Dean Zander, CBRE’s new multifamily institutional sales expert, says that activity from institutional capital, both foreign and local, is strong in Los Angeles.
Los Angeles is fast becoming a favorite market for institutional multifamily buyers. Capital from local, domestic and foreign buyers is attracted to Southern California for both direct acquisitions and local partnerships. With many experts predicting an extended runway, Dean Zander, executive VP of CBRE capital markets and an expert on multifamily institutional sales, says that the activity is poised to grow over the next year.

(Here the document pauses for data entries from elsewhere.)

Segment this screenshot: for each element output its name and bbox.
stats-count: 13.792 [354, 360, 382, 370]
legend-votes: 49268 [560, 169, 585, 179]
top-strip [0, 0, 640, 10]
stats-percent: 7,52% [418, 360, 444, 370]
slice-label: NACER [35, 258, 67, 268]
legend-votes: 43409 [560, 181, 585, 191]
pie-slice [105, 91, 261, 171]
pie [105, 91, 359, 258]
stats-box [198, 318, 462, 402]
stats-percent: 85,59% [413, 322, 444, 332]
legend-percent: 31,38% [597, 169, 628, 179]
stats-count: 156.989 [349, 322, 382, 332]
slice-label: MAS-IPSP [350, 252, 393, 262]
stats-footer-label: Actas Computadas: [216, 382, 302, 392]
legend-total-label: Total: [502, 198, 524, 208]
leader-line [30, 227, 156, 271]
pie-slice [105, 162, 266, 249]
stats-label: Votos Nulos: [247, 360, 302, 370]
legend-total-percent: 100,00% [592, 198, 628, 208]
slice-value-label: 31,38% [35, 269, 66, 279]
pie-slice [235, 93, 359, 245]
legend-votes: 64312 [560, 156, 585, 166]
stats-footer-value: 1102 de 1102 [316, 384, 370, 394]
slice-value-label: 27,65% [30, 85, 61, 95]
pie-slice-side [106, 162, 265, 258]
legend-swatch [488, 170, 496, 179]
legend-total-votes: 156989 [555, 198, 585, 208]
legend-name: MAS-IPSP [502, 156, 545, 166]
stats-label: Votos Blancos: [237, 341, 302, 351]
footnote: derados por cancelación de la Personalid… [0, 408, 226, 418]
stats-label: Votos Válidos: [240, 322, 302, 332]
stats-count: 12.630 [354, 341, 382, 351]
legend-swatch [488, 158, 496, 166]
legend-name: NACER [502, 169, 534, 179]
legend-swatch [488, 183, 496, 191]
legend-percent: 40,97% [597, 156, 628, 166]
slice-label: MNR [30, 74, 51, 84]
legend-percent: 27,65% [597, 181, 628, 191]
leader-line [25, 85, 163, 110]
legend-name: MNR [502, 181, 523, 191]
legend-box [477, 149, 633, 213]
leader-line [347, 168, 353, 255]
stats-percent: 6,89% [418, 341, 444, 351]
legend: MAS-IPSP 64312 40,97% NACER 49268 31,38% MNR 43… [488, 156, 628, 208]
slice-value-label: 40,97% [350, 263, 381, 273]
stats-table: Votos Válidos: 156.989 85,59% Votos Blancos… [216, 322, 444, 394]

“I think the activity is going to accelerate. There are institutional caliber assets and institutional caliber clients, and I think that the capital that is being attracted to Southern California, particularly to L.A. and the surrounding counties, is looking for a safe harbor. L.A. is viewed as a safe place for investment, particularly in the coastal regions. We are seeing a strong flow of capital coming into the Los Angeles market, predominately from local and Southern California-based buyers, and then from West Coast-based buyers, then we track throughout the country,” Zander tells GlobeSt.com. “Then, we are seeing enhanced interest from foreign buyers as well, weather that is Chinese, German, Canadian. The CB brand is perfectly suited to attract that capital.”
In recent years, major developments and investments from Asian investors, mostly from China and Korea, have made headlines. While there is a lot of capital from Asia, Zander says that Germany, Canada and Latin American countries are also major players in the market. “I think it has been more Asian dominated in the press,” says Zander. “That has gotten more attention, especially with some of the specific development sites in Downtown Los Angeles, but the Canadians have actually been much more active, but maybe not as news worthy because they are so local.”
This capital is chasing institutional-quality assets, but L.A. is known for its family ownership. Where there are no institutional-quality assets available, this capital is creating local partnerships. “We are absolutely seeing institutional-backed sponsors entering suburban markets with the idea of doing a deep value-add program to a B or even a C class asset,” adds Zander. “The institutions will typically find a local sponsor that has experience rolling up their sleeves and spending $25,000 to $40,000 per unit to renovate this product.”